What to look for in the U.S. government's June jobs report


A key government report on Friday is expected to show slowing, but steady, job growth in June, with forecasters increasingly confident that the U.S. economy is cruising in for a “soft landing.”

Recent economic signals show that the labor market is normalizing: 

  • The nation’s unemployment rate has remained at or below 4% for 30 consecutive months.
  • Payroll gains have averaged 277,000 in 2024, compared with 251,000 the previous year and 165,000 in 2019, before the pandemic slammed the economy in 2020.
  • Job openings, although still higher than in 2019, are trending down in what economists say is a more typical balance between employer demand and the number of available workers. 
  • Companies have announced plans to cut roughly 435,000 jobs this year — that is down 5% from the same period in 2023, according to outplacement firm Challenger, Gray & Christmas. 
  • Wage pressures are continuing to ease, giving companies more scope to dial back prices. 

What to look for

Forecasters are looking for signs that the pace of hiring is moderating, consistent with slowing inflation, but without falling off a cliff, which would rekindle fears about a severe slump. 

Analysts surveyed by FactSet forecast that employers added 192,000 jobs last month, compared with 272,000 in May. A substantial slowdown in June hiring from earlier this year would further affirm the economy is downshifting, as the Federal Reserve hopes. Starting in 2022, the Fed raised interest rates to their highest level in decades in an effort to tamp down growth and curb inflation.

Unemployment in June is forecast to hold steady at 4%, which would point to stable job growth. To that end, Elise Gould, an economist at the Economic Policy Institute, noted in a report that the jobless rate for young adults is now on par with before the pandemic.

Monthly wage growth in June is also expected to cool to 0.3%, down from 0.4% the previous month, which would align with other recent data suggesting that inflation is gradually fading

When will the Fed cut interest rates?

The Fed’s central challenge in nursing the economy back to health after the pandemic has been to help balance the supply and demand of workers without tipping the economy into a recession. And so far, the central bank has largely defied critics who predicted that aggressive monetary tightening would lead to a crash.
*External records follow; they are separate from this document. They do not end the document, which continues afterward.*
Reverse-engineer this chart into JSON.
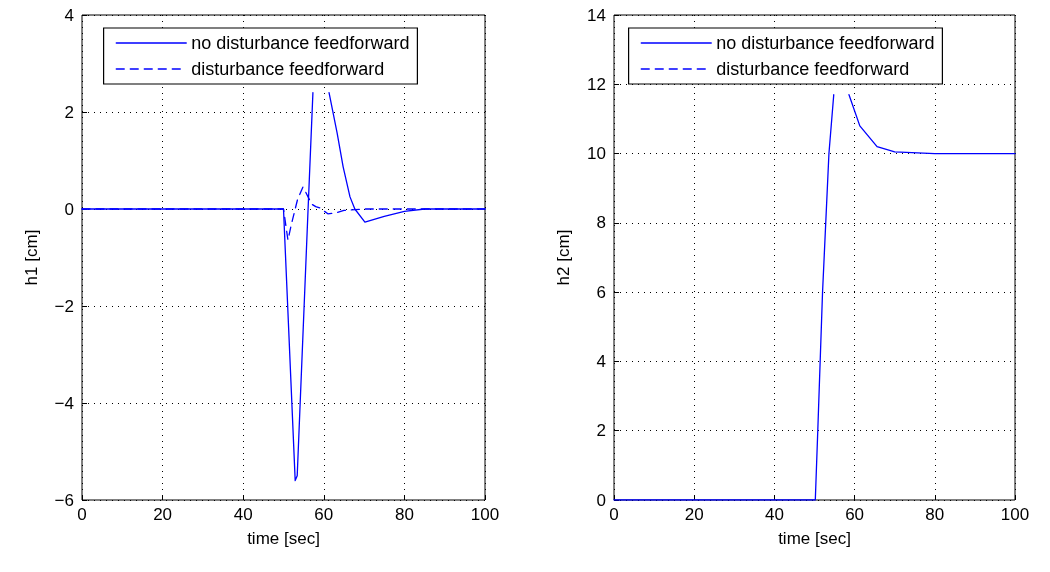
{
  "chart_data": [
    {
      "type": "line",
      "xlabel": "time [sec]",
      "ylabel": "h1 [cm]",
      "xlim": [
        0,
        100
      ],
      "xticks": [
        0,
        20,
        40,
        60,
        80,
        100
      ],
      "ylim": [
        -6,
        4
      ],
      "yticks": [
        -6,
        -4,
        -2,
        0,
        2,
        4
      ],
      "grid": true,
      "legend": "top",
      "marker": "none",
      "series": [
        {
          "name": "no disturbance feedforward",
          "color": "#0000ff",
          "line_style": "solid",
          "x": [
            0,
            50,
            50.1,
            52.9,
            53.4,
            56.1,
            57.3,
            59,
            61.3,
            63.3,
            64.8,
            66.5,
            67.7,
            70.2,
            75,
            80,
            85,
            100
          ],
          "values": [
            0,
            0,
            0,
            -5.6,
            -5.5,
            0,
            2.4,
            null,
            2.4,
            1.57,
            0.87,
            0.25,
            0,
            -0.27,
            -0.15,
            -0.05,
            0,
            0
          ]
        },
        {
          "name": "disturbance feedforward",
          "color": "#0000ff",
          "line_style": "dashed",
          "x": [
            0,
            50,
            51.1,
            52,
            53.5,
            54.8,
            55.5,
            57,
            58,
            59.1,
            61,
            63,
            65,
            70,
            100
          ],
          "values": [
            0,
            0,
            -0.64,
            -0.3,
            0.2,
            0.45,
            0.35,
            0.1,
            0.05,
            0.02,
            -0.1,
            -0.08,
            -0.03,
            0,
            0
          ]
        }
      ]
    },
    {
      "type": "line",
      "xlabel": "time [sec]",
      "ylabel": "h2 [cm]",
      "xlim": [
        0,
        100
      ],
      "xticks": [
        0,
        20,
        40,
        60,
        80,
        100
      ],
      "ylim": [
        0,
        14
      ],
      "yticks": [
        0,
        2,
        4,
        6,
        8,
        10,
        12,
        14
      ],
      "grid": true,
      "legend": "top",
      "marker": "none",
      "series": [
        {
          "name": "no disturbance feedforward",
          "color": "#0000ff",
          "line_style": "solid",
          "x": [
            0,
            50,
            50.2,
            50.8,
            52,
            53.6,
            54.8,
            56.5,
            58.6,
            61.3,
            65.6,
            70,
            80,
            100
          ],
          "values": [
            0,
            0,
            0,
            1.94,
            5.98,
            10,
            11.7,
            null,
            11.7,
            10.8,
            10.2,
            10.05,
            10,
            10
          ]
        },
        {
          "name": "disturbance feedforward",
          "color": "#0000ff",
          "line_style": "dashed"
        }
      ]
    }
  ]
}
“The labor market has really proven the doubters wrong,” said Andrew Flowers, chief economist at Appcast, which uses technology to help companies recruit workers.

In remarks in Sintra, Portugal this week, Fed Chair Jerome Powell said inflation is slowing again after flaring earlier this year, the Associated Press reported. The personal consumption expenditures index — a key indicator closely tracked by the Fed — in May slowed to its smallest annual increase in three years, hiking the odds of the central bank cutting rates by year-end.

That doesn’t mean policymakers are quite ready to relent in the fight against inflation. Powell emphasized that central bankers still need to see more data showing that annual price growth is dipping closer to the Fed’s 2% annual target, and he warned that cutting rates prematurely could re-ignite inflation. 

“We just want to understand that the levels that we’re seeing are a true reading of underlying inflation,” Powell said.

Most economists think Fed officials will hold rates steady when they meet at the end of July, while viewing a quarter point cut in September as likely. 

“The Fed is growing more attentive to the downside risks to the labor market, which strengthens our confidence in forecast for the first rate cut in this easing cycle to occur in September,” according to Ryan Sweet, chief U.S. economist at Oxford Economics, which also expects another Fed rate cut in December. 

Ian Shepherdson, chief economist at Pantheon Macroeconomics, also expects a quarter point cut in September. That could be followed by deeper cuts in November and December, but only if the labor market weakens more than the Fed currently expects.